MAC forecasts stronger Q2 performance, says CEO McMullen
Copper miner Metals Acquisition Limited (MAC) expects a rebound at the CSA mine in the second quarter following a softer performance in the initial quarter of the year.
Despite encountering challenges such as lower mill grade and a power outage triggered by an offsite storm event, the CSA mine in New South Wales largely met expectations in the March quarter, CEO Mick McMullen said on Tuesday.
However, these factors contributed to an 11% quarter-on-quarter decrease in production, with CSA producing 8 786 t of copper, while C1 cash costs rose 8% to £2.15/lb.
McMullen further attributed the quarter-on-quarter variances to the lower number of high-grade stopes mined in the March quarter, relative to other quarters.
“The higher-grade stopes are a large proportion of our production and the timing of mining these has a significant impact on quarter-on-quarter production,” he said.
Looking ahead, McMullen said MAC was set to capitalise on a substantial stockpile of high-grade ore, coupled with two large high-grade stopes slated for mining in the second quarter. This, he said, would drive sequentially higher production during the second quarter.
Based on the reserve plan, MAC expects copper production to continue to increase sequentially over the remaining quarters of the year.
Further, McMullen underscored the high-quality, long-life nature of the CSA mine, emphasising ongoing efforts to convert additional resources into reserves.

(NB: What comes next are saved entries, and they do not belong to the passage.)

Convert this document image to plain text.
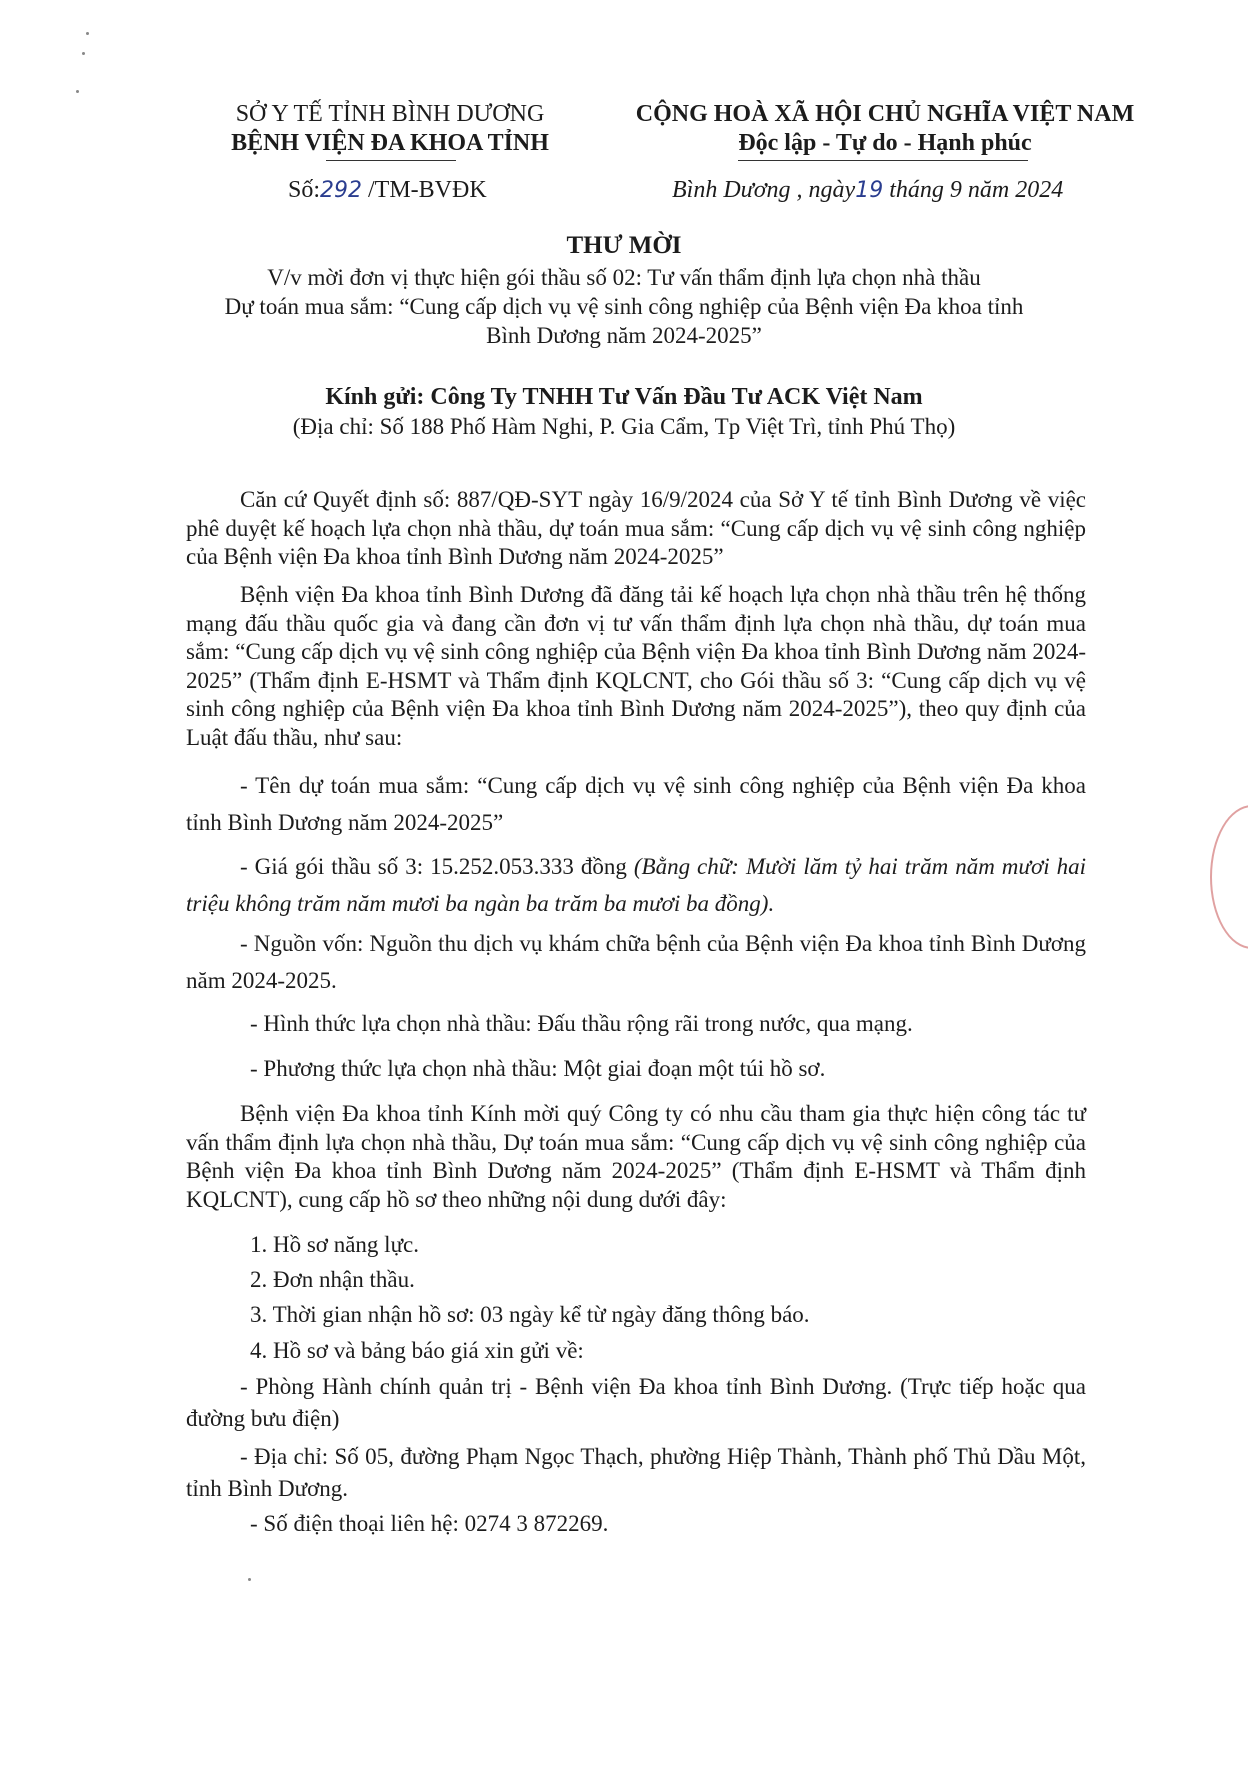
SỞ Y TẾ TỈNH BÌNH DƯƠNG
BỆNH VIỆN ĐA KHOA TỈNH
Số:292 /TM-BVĐK
CỘNG HOÀ XÃ HỘI CHỦ NGHĨA VIỆT NAM
Độc lập - Tự do - Hạnh phúc
Bình Dương , ngày19 tháng 9 năm 2024
THƯ MỜI
V/v mời đơn vị thực hiện gói thầu số 02: Tư vấn thẩm định lựa chọn nhà thầu
Dự toán mua sắm: “Cung cấp dịch vụ vệ sinh công nghiệp của Bệnh viện Đa khoa tỉnh
Bình Dương năm 2024-2025”
Kính gửi: Công Ty TNHH Tư Vấn Đầu Tư ACK Việt Nam
(Địa chỉ: Số 188 Phố Hàm Nghi, P. Gia Cẩm, Tp Việt Trì, tỉnh Phú Thọ)
Căn cứ Quyết định số: 887/QĐ-SYT ngày 16/9/2024 của Sở Y tế tỉnh Bình Dương về việc phê duyệt kế hoạch lựa chọn nhà thầu, dự toán mua sắm: “Cung cấp dịch vụ vệ sinh công nghiệp của Bệnh viện Đa khoa tỉnh Bình Dương năm 2024-2025”
Bệnh viện Đa khoa tỉnh Bình Dương đã đăng tải kế hoạch lựa chọn nhà thầu trên hệ thống mạng đấu thầu quốc gia và đang cần đơn vị tư vấn thẩm định lựa chọn nhà thầu, dự toán mua sắm: “Cung cấp dịch vụ vệ sinh công nghiệp của Bệnh viện Đa khoa tỉnh Bình Dương năm 2024-2025” (Thẩm định E-HSMT và Thẩm định KQLCNT, cho Gói thầu số 3: “Cung cấp dịch vụ vệ sinh công nghiệp của Bệnh viện Đa khoa tỉnh Bình Dương năm 2024-2025”), theo quy định của Luật đấu thầu, như sau:
- Tên dự toán mua sắm: “Cung cấp dịch vụ vệ sinh công nghiệp của Bệnh viện Đa khoa tỉnh Bình Dương năm 2024-2025”
- Giá gói thầu số 3: 15.252.053.333 đồng (Bằng chữ: Mười lăm tỷ hai trăm năm mươi hai triệu không trăm năm mươi ba ngàn ba trăm ba mươi ba đồng).
- Nguồn vốn: Nguồn thu dịch vụ khám chữa bệnh của Bệnh viện Đa khoa tỉnh Bình Dương năm 2024-2025.
- Hình thức lựa chọn nhà thầu: Đấu thầu rộng rãi trong nước, qua mạng.
- Phương thức lựa chọn nhà thầu: Một giai đoạn một túi hồ sơ.
Bệnh viện Đa khoa tỉnh Kính mời quý Công ty có nhu cầu tham gia thực hiện công tác tư vấn thẩm định lựa chọn nhà thầu, Dự toán mua sắm: “Cung cấp dịch vụ vệ sinh công nghiệp của Bệnh viện Đa khoa tỉnh Bình Dương năm 2024-2025” (Thẩm định E-HSMT và Thẩm định KQLCNT), cung cấp hồ sơ theo những nội dung dưới đây:
1. Hồ sơ năng lực.
2. Đơn nhận thầu.
3. Thời gian nhận hồ sơ: 03 ngày kể từ ngày đăng thông báo.
4. Hồ sơ và bảng báo giá xin gửi về:
- Phòng Hành chính quản trị - Bệnh viện Đa khoa tỉnh Bình Dương. (Trực tiếp hoặc qua đường bưu điện)
- Địa chỉ: Số 05, đường Phạm Ngọc Thạch, phường Hiệp Thành, Thành phố Thủ Dầu Một, tỉnh Bình Dương.
- Số điện thoại liên hệ: 0274 3 872269.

Exploration drilling in, and around, the mine have confirmed the high-grade nature of the operation.
MAC recently issued a three-year copper production guidance, projecting a 25% increase in copper production over the period, culminating in more than 50 000 t of copper in 2026.
McMullen also mentioned that MAC maintained a disciplined merger and acquisition strategy and that it was committed to evaluating growth prospects that would enhance shareholder value.
Meanwhile, MAC announced the appointment of Morne Engelbrecht as the new CFO.